As far as brushed motors I had good luck with the Trinity C027. I think it was as fast as my old Reedy Silver Dot.

ED

Re: Championship Edition

Posted: Mon Mar 29, 2010 11:44 am
by campbuds
i will be tearing apart the back soon... but in the mean time i am trying to figure everything else out.

What about about single or double motor? What does that mean, and how does it affect performance? What would be better?

Thanks for everyone's help

Re: Championship Edition

Posted: Mon Mar 29, 2010 1:53 pm
by arf
Reedy motor plus RC10 match made in heaven. Get a spare set of brushes and springs (in case you lose one during maintenance) and a com stick and it should last a long time.

http://www3.towerhobbies.com/cgi-bin/wti0001p?&I=LXTSG8&P=7

Oh, and bearing oil and motor spray. :!:

Re: Championship Edition

Posted: Mon Mar 29, 2010 1:56 pm
by JHarris
Single, double, triple, quad and so on refers to the number of wires used in the winding. For example, a 15x2 would use 15 turns of wire around each armature pole, but there would be 2 seperate wires of around 20ga wire. A 15x4 would also have 15 turns around each pole, but would use 4 strands of wire. The difference is torque and efficiency. A 15x2 will be snappier on the bottom end, but will not have the run time that a 15x4 will have. A double is also not as smooth as a triple or quad. There are a number of considerations when choosing a motor, especially a brushed motor. For just bashing around in the street or the baseball field at the local school yard, a 19t or a 27t brushed would be just fine.
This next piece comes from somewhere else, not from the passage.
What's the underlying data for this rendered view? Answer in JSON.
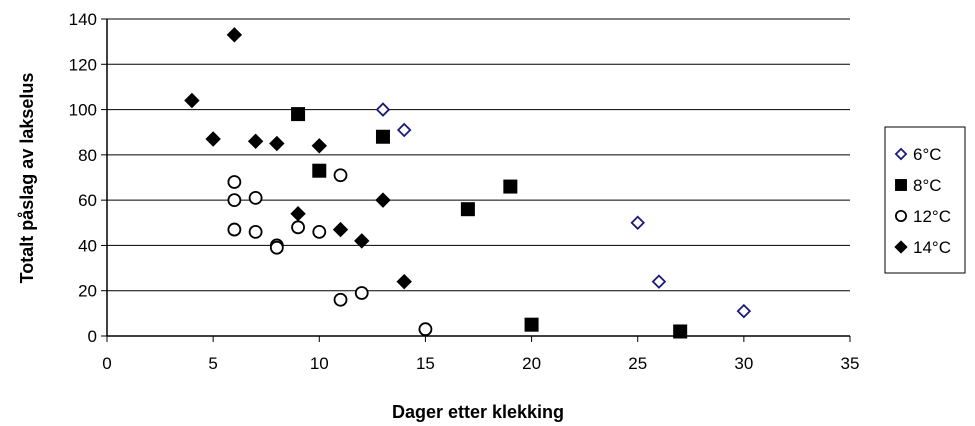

The "silver dot" previously mentioned is a 21x1 motor. Compare that to the 27t stock motor and the 19t motor, both of which are single winds. For a higher wind like those, a single isn't a bad thing since the motor isn't a monster anyway. A couple of my favorite 2wd motors back in the day were a 17x1 and a 20x1. Once again, this fits with the already recommended 19t or 27t stock motors.

Another consideration for you has to be the transmission type. You titled your thread as "Championship Edition", so I am left to assume your car is equipped with a stealth transmission. If so, you aren't too restricted on motor choices. If it is the original 6 gear though, that's a different story.
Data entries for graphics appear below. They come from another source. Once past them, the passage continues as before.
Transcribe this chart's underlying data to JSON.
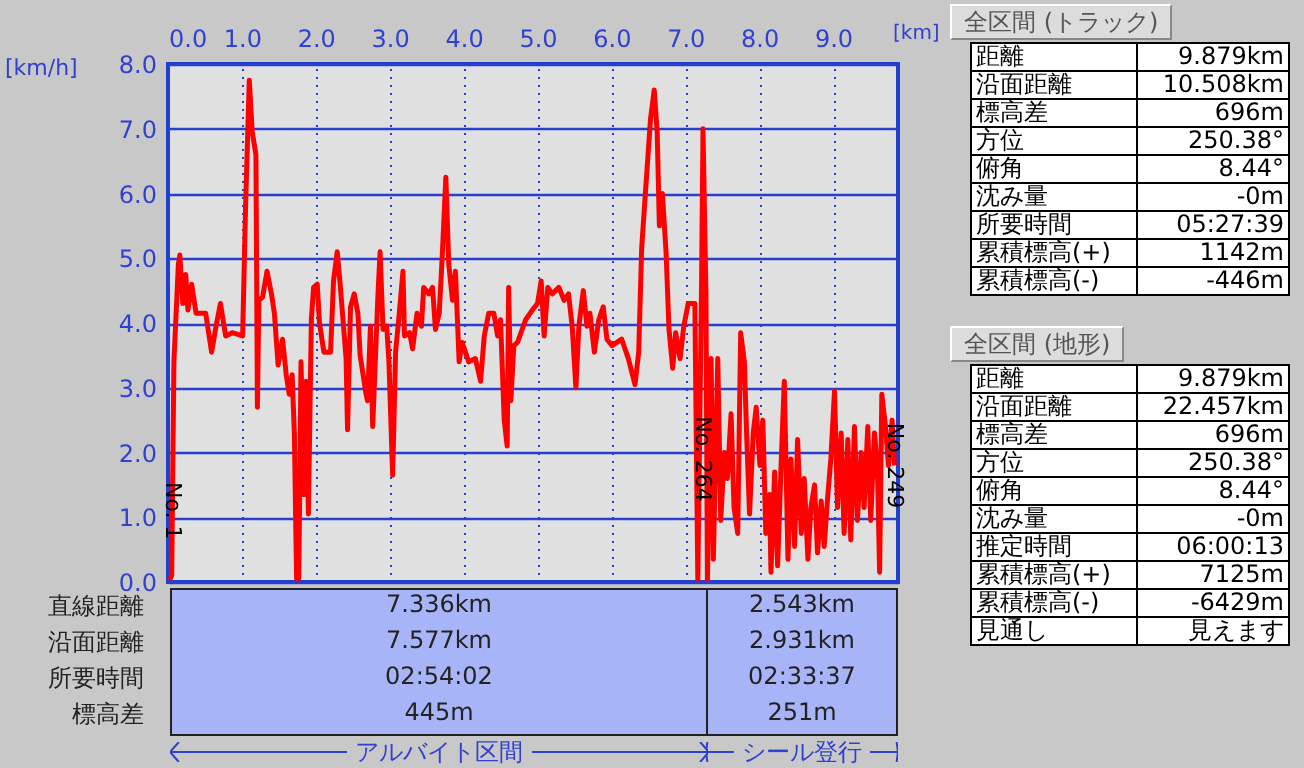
{
  "chart_data": [
    {
      "type": "line",
      "xlabel": "[km]",
      "ylabel": "[km/h]",
      "x": [
        0.02,
        0.05,
        0.08,
        0.14,
        0.16,
        0.2,
        0.24,
        0.27,
        0.32,
        0.38,
        0.51,
        0.59,
        0.65,
        0.71,
        0.78,
        0.87,
        1.01,
        1.05,
        1.1,
        1.14,
        1.19,
        1.21,
        1.23,
        1.28,
        1.34,
        1.4,
        1.44,
        1.49,
        1.55,
        1.6,
        1.64,
        1.68,
        1.71,
        1.74,
        1.77,
        1.8,
        1.84,
        1.87,
        1.9,
        1.94,
        1.97,
        2.02,
        2.05,
        2.11,
        2.2,
        2.24,
        2.29,
        2.33,
        2.41,
        2.43,
        2.47,
        2.52,
        2.57,
        2.6,
        2.68,
        2.7,
        2.74,
        2.77,
        2.84,
        2.87,
        2.91,
        2.96,
        2.99,
        3.04,
        3.08,
        3.13,
        3.18,
        3.2,
        3.27,
        3.31,
        3.37,
        3.43,
        3.46,
        3.53,
        3.58,
        3.62,
        3.67,
        3.71,
        3.76,
        3.8,
        3.85,
        3.89,
        3.94,
        3.98,
        4.07,
        4.16,
        4.23,
        4.28,
        4.34,
        4.41,
        4.46,
        4.5,
        4.55,
        4.59,
        4.61,
        4.64,
        4.68,
        4.73,
        4.84,
        4.93,
        5.0,
        5.05,
        5.09,
        5.14,
        5.2,
        5.29,
        5.36,
        5.42,
        5.47,
        5.52,
        5.56,
        5.62,
        5.67,
        5.71,
        5.77,
        5.83,
        5.89,
        5.94,
        6.01,
        6.14,
        6.23,
        6.32,
        6.37,
        6.41,
        6.46,
        6.53,
        6.58,
        6.62,
        6.65,
        6.69,
        6.74,
        6.78,
        6.83,
        6.87,
        6.93,
        6.98,
        7.04,
        7.13,
        7.17,
        7.22,
        7.24,
        7.28,
        7.3,
        7.35,
        7.38,
        7.44,
        7.48,
        7.53,
        7.57,
        7.62,
        7.66,
        7.71,
        7.75,
        7.8,
        7.83,
        7.87,
        7.92,
        7.96,
        8.01,
        8.05,
        8.09,
        8.14,
        8.16,
        8.21,
        8.25,
        8.3,
        8.34,
        8.39,
        8.43,
        8.48,
        8.52,
        8.57,
        8.61,
        8.66,
        8.7,
        8.75,
        8.79,
        8.84,
        8.88,
        8.93,
        8.97,
        9.02,
        9.06,
        9.11,
        9.15,
        9.2,
        9.24,
        9.29,
        9.33,
        9.38,
        9.42,
        9.47,
        9.51,
        9.56,
        9.6,
        9.63,
        9.66,
        9.71,
        9.75,
        9.8,
        9.83
      ],
      "series": [
        {
          "color": "#ff0000",
          "values": [
            0.03,
            0.1,
            3.4,
            4.9,
            5.05,
            4.3,
            4.75,
            4.2,
            4.6,
            4.15,
            4.15,
            3.55,
            3.95,
            4.3,
            3.8,
            3.85,
            3.8,
            5.8,
            7.75,
            6.95,
            6.6,
            2.7,
            4.35,
            4.4,
            4.8,
            4.45,
            4.15,
            3.35,
            3.75,
            3.2,
            2.9,
            3.2,
            2.3,
            0.05,
            0.05,
            3.4,
            1.35,
            3.1,
            1.05,
            4.05,
            4.55,
            4.6,
            4.0,
            3.55,
            3.55,
            4.65,
            5.1,
            4.6,
            3.45,
            2.35,
            4.25,
            4.45,
            4.15,
            3.5,
            2.9,
            2.8,
            3.95,
            2.4,
            4.4,
            5.1,
            3.9,
            3.95,
            3.4,
            1.65,
            3.55,
            4.15,
            4.8,
            3.8,
            3.85,
            3.6,
            4.15,
            3.95,
            4.55,
            4.45,
            4.55,
            3.9,
            4.15,
            5.0,
            6.25,
            4.9,
            4.35,
            4.8,
            3.4,
            3.7,
            3.4,
            3.45,
            3.1,
            3.8,
            4.15,
            4.15,
            3.8,
            4.05,
            2.5,
            2.1,
            4.55,
            2.8,
            3.65,
            3.7,
            4.05,
            4.2,
            4.3,
            4.65,
            3.8,
            4.55,
            4.45,
            4.55,
            4.35,
            4.45,
            3.95,
            3.0,
            3.95,
            4.5,
            3.95,
            4.15,
            3.55,
            4.05,
            4.25,
            3.75,
            3.65,
            3.75,
            3.45,
            3.05,
            3.55,
            5.15,
            6.0,
            7.15,
            7.6,
            6.95,
            5.5,
            6.0,
            5.1,
            3.9,
            3.3,
            3.85,
            3.45,
            3.95,
            4.3,
            4.3,
            0.03,
            4.55,
            7.0,
            4.45,
            0.03,
            3.45,
            0.35,
            3.45,
            0.95,
            2.0,
            1.6,
            2.6,
            1.15,
            0.75,
            3.85,
            3.4,
            2.3,
            1.05,
            2.3,
            2.7,
            1.8,
            2.5,
            0.75,
            1.35,
            0.15,
            1.7,
            0.25,
            1.9,
            3.1,
            0.35,
            1.9,
            0.55,
            2.2,
            0.75,
            1.6,
            0.35,
            1.15,
            1.5,
            0.45,
            1.25,
            0.55,
            1.35,
            1.9,
            2.95,
            1.15,
            2.3,
            0.75,
            2.2,
            0.65,
            2.4,
            0.95,
            2.0,
            1.15,
            2.4,
            0.95,
            2.3,
            1.8,
            0.15,
            2.9,
            2.4,
            1.8,
            2.5,
            1.8
          ]
        }
      ],
      "xlim": [
        0,
        9.879
      ],
      "xticks": [
        {
          "value": 0,
          "label": "0.0"
        },
        {
          "value": 1,
          "label": "1.0"
        },
        {
          "value": 2,
          "label": "2.0"
        },
        {
          "value": 3,
          "label": "3.0"
        },
        {
          "value": 4,
          "label": "4.0"
        },
        {
          "value": 5,
          "label": "5.0"
        },
        {
          "value": 6,
          "label": "6.0"
        },
        {
          "value": 7,
          "label": "7.0"
        },
        {
          "value": 8,
          "label": "8.0"
        },
        {
          "value": 9,
          "label": "9.0"
        }
      ],
      "ylim": [
        0,
        8
      ],
      "yticks": [
        {
          "value": 0,
          "label": "0.0"
        },
        {
          "value": 1,
          "label": "1.0"
        },
        {
          "value": 2,
          "label": "2.0"
        },
        {
          "value": 3,
          "label": "3.0"
        },
        {
          "value": 4,
          "label": "4.0"
        },
        {
          "value": 5,
          "label": "5.0"
        },
        {
          "value": 6,
          "label": "6.0"
        },
        {
          "value": 7,
          "label": "7.0"
        },
        {
          "value": 8,
          "label": "8.0"
        }
      ],
      "grid": true,
      "annotations": [
        {
          "text": "No. 1",
          "x": 0.05,
          "y": 1.1
        },
        {
          "text": "No. 264",
          "x": 7.22,
          "y": 1.9
        },
        {
          "text": "No. 249",
          "x": 9.83,
          "y": 1.8
        }
      ]
    },
    {
      "type": "other",
      "title": "アルバイト区間",
      "categories": [
        "直線距離",
        "沿面距離",
        "所要時間",
        "標高差"
      ],
      "value_labels": [
        "7.336km",
        "7.577km",
        "02:54:02",
        "445m"
      ]
    },
    {
      "type": "other",
      "title": "シール登行",
      "categories": [
        null,
        null,
        null,
        null
      ],
      "value_labels": [
        "2.543km",
        "2.931km",
        "02:33:37",
        "251m"
      ]
    },
    {
      "type": "other",
      "title": "全区間 (トラック)",
      "categories": [
        "距離",
        "沿面距離",
        "標高差",
        "方位",
        "俯角",
        "沈み量",
        "所要時間",
        "累積標高(+)",
        "累積標高(-)"
      ],
      "value_labels": [
        "9.879km",
        "10.508km",
        "696m",
        "250.38°",
        "8.44°",
        "-0m",
        "05:27:39",
        "1142m",
        "-446m"
      ]
    },
    {
      "type": "other",
      "title": "全区間 (地形)",
      "categories": [
        "距離",
        "沿面距離",
        "標高差",
        "方位",
        "俯角",
        "沈み量",
        "推定時間",
        "累積標高(+)",
        "累積標高(-)",
        "見通し"
      ],
      "value_labels": [
        "9.879km",
        "22.457km",
        "696m",
        "250.38°",
        "8.44°",
        "-0m",
        "06:00:13",
        "7125m",
        "-6429m",
        "見えます"
      ]
    }
  ]
}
I have to agree with the previous post though. You have to determine where your binding is coming from and resolve that issue before even considering anything else. If it is just a matter of dirty bearings, you can use a can of brake cleaner to spray the bearings until they are clean. If you place them on the tip of a pencil, you can spin them while you spray them. Lube them with your choice of lubricant and you will see a huge difference.

Don't forget the outdrive bearings when checking things. Also, check to be sure the wheels arent binding against the hub carriers. Improper spacing between the carrier bearings or insufficient spacing between the roll pin and the outer bearing will cause binding.

Hope this helps!

Re: Championship Edition

Posted: Mon Mar 29, 2010 3:39 pm
by campbuds
It is the 6 gear tranny

Here is a video of how freely the wheels spin. Notice there is some wobble too, is that ok?

Image

Re: Championship Edition

Posted: Mon Mar 29, 2010 3:46 pm
by soniccj5
From what I could see in the video(kept buffering) it looks btoh tires do not spin together. Do you still have the motor installed?

ED

Re: Championship Edition

Posted: Mon Mar 29, 2010 3:50 pm
by JHarris
You will need to remove the transmission from the vehicle. You have a few problems there. The wheels should never spin independently like that. If the motor is in the vehicle and the pinion gear is up against the spur gear, the tires should spin in opposite directions. If the motor is out and the spur gear is allowed to spin freely, both wheels should rotate in the same direction. Just as a reference, my vehicles would spin for about a minute with the 6 gear transmission.

Take the transmission out and open it up.